Iniciada em março de 2005, a turnê terminou em maio de 2006, tendo como seu último show com a formação original no Bar Opinião, em Porto Alegre.
Quando tudo ruiu
Embora a aparência fosse de coesão, nos bastidores, a estabilidade do Shaman já dava sinais de desgaste.
Enquanto cumpriam a agenda de shows da turnê de “Reason”, Andre Matos e os demais integrantes já começavam a pensar nos próximos passos. Havia planos de lançar um EP, possivelmente de covers, voltado ao mercado japonês — onde havia dúvidas sobre como o novo álbum seria recebido em comparação ao sucesso de “Ritual”. Mas o projeto foi interrompido abruptamente: a banda se desfez ainda durante o processo de composição.
A separação do Shaman foi marcada por um racha. De um lado, Ricardo Confessori; do outro, Andre e os irmãos Mariutti. O estopim foi a descoberta de que Confessori havia registrado a marca “Shaman” em seu próprio nome, sem o conhecimento dos colegas. Para eles, tratava-se de uma traição imperdoável. A tentativa de reaver a marca por vias legais não foi suficiente para evitar a saída dos três.
A rotina exaustiva também cobrou seu preço. Entre 2002 e 2006, a banda lançou dois álbuns de estúdio e um ao vivo, além de realizar extensas turnês. Sem pausas, o desgaste emocional e físico aumentava. Hugo relembra o clima:
“Os últimos shows foram realizados já com a decisão tomada. O clima era pesado. O Andre estava visivelmente abalado, mas cumprimos todos os compromissos. A falta de descanso e os problemas legais minaram a energia de todos.”
O cenário não era novo para Andre e Luis, que já haviam vivido experiência semelhante na saída do Angra. Confessori, por sua vez, também apontou o ritmo intenso de trabalho como causa principal da ruptura. Segundo ele, o novo empresariamento impulsionou a banda a um circuito maior de shows, mas sem o devido tempo para descanso ou renovação criativa.
“Saímos direto da turnê do ‘Ritual’ para gravar o ‘Reason’. Estávamos todos esgotados. As relações ficaram tensas e havia dependência financeira de muita gente em cima daquilo. Isso só aumentava a pressão.”

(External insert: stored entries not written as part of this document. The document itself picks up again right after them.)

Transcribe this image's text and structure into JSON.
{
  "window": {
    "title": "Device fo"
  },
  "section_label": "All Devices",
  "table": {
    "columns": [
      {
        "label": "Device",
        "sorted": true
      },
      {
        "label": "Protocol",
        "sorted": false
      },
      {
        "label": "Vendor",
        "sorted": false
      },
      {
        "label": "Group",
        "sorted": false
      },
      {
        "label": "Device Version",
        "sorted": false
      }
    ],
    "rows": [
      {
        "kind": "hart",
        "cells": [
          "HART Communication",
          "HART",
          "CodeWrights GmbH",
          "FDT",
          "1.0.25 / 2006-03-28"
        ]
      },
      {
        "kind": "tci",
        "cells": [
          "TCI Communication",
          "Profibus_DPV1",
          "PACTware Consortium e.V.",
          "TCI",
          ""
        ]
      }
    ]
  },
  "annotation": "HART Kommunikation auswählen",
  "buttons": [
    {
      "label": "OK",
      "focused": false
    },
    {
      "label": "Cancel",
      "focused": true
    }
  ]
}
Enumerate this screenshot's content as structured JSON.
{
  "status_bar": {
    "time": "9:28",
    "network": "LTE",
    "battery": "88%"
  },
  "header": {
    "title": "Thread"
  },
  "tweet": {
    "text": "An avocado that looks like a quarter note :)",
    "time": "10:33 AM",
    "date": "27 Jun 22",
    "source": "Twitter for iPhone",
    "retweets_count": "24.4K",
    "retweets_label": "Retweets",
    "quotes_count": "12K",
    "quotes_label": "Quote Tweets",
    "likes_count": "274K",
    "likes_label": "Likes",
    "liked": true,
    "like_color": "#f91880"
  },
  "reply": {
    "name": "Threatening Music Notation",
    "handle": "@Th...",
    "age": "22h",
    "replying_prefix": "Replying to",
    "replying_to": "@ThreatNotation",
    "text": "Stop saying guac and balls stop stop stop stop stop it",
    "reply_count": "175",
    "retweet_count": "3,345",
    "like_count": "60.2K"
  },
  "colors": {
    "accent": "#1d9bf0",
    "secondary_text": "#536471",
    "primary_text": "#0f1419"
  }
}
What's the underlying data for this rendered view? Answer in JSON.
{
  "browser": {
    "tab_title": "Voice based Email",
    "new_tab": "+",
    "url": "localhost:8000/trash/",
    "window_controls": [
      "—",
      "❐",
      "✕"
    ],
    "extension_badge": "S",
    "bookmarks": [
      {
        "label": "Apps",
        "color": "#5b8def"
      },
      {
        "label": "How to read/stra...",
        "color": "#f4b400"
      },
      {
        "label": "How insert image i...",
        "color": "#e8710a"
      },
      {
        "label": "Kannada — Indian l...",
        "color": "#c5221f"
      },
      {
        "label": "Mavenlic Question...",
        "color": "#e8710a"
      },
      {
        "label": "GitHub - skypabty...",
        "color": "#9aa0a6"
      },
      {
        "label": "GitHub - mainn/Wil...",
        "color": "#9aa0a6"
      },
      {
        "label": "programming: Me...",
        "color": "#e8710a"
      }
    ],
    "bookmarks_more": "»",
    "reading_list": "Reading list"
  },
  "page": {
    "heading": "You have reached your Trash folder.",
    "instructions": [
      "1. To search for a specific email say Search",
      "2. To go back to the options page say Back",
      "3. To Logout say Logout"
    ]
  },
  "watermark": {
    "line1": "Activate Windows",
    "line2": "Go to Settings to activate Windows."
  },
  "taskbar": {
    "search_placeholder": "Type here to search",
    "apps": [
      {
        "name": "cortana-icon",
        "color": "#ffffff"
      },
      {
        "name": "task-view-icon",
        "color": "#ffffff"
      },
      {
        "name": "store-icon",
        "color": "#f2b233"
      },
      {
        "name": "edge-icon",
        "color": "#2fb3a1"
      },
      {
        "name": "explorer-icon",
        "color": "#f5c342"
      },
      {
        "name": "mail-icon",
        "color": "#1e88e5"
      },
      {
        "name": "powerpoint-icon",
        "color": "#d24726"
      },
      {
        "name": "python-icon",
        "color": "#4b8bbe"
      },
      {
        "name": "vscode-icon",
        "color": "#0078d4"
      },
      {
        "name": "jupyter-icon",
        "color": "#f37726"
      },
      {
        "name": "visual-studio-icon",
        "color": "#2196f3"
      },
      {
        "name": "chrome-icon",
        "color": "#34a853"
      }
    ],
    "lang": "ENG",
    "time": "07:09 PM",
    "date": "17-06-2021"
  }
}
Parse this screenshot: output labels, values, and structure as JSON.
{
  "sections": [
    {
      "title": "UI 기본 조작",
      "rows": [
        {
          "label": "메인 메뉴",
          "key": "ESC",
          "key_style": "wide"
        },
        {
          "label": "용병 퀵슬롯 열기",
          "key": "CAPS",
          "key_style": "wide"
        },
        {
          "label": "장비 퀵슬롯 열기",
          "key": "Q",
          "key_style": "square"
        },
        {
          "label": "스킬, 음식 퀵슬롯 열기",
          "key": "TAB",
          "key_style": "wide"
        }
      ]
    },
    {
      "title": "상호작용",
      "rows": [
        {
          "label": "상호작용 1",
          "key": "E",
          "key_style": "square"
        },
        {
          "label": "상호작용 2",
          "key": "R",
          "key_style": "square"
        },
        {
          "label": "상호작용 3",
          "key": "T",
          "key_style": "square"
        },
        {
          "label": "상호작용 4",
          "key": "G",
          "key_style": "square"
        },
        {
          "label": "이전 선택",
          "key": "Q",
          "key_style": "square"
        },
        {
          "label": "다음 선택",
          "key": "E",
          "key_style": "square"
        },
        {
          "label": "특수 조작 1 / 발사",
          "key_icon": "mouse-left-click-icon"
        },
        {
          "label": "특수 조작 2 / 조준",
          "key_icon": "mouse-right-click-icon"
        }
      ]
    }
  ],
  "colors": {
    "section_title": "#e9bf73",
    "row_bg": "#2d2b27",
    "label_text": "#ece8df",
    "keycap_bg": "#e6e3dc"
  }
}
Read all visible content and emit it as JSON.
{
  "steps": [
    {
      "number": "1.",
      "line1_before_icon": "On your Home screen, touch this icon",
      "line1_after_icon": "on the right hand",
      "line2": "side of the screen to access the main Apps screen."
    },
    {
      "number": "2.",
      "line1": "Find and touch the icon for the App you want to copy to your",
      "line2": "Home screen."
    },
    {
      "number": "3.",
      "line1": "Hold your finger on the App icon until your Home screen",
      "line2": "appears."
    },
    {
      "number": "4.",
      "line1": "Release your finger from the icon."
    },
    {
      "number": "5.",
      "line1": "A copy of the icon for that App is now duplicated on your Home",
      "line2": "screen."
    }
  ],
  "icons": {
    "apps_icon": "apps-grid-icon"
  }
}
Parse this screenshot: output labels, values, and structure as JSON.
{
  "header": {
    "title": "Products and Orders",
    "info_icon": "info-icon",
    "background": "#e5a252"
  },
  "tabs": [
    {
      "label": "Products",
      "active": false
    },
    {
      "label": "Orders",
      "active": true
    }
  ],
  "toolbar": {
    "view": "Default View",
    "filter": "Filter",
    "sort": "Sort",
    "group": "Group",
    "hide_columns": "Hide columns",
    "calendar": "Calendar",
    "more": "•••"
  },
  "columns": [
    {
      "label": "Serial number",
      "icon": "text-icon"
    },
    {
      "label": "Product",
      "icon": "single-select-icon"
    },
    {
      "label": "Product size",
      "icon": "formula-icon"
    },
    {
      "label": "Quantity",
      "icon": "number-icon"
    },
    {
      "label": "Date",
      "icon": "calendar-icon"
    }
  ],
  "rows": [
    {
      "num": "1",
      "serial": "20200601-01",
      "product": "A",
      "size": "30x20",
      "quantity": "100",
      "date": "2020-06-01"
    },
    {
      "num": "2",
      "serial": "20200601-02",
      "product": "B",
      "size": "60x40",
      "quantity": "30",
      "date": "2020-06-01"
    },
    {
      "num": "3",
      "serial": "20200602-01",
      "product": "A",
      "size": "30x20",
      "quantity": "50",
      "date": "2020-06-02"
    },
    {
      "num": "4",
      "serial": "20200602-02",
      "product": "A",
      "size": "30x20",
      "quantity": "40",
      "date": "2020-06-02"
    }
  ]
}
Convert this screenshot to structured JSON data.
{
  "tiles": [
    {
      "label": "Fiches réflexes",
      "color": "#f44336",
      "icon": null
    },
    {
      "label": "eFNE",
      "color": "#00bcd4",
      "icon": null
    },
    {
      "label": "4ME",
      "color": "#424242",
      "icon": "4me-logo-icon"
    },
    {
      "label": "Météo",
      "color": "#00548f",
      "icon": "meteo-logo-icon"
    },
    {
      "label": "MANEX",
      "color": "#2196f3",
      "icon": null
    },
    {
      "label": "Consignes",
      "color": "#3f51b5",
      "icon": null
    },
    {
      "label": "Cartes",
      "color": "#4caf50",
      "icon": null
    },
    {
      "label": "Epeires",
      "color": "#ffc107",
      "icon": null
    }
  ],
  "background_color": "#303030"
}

Mesmo com o desgaste, o grupo ainda participou do programa “Rockgol MTV” em 2005 e 2006. Mas, em 10 de outubro de 2006, Confessori anunciou oficialmente o fim do Shaaman. Quatro dias depois, Andre subiu ao palco para seu primeiro show solo — acompanhado por Hugo e Luis. Confessori tentou manter o Shaman vivo com nova formação, mas a resposta do público não foi a mesma. Em 2013, o projeto chegou ao fim.
Doze anos depois, a formação original se reuniu para a turnê “Reunion”, celebrando os grandes momentos da banda. A última apresentação aconteceu apenas seis dias antes da morte repentina de Andre, vítima de um ataque cardíaco, em junho de 2019.
A redenção do “patinho feio”
Durante anos, “Reason” foi visto como o “patinho feio” da discografia de Andre Matos. Com o tempo, no entanto, a percepção mudou.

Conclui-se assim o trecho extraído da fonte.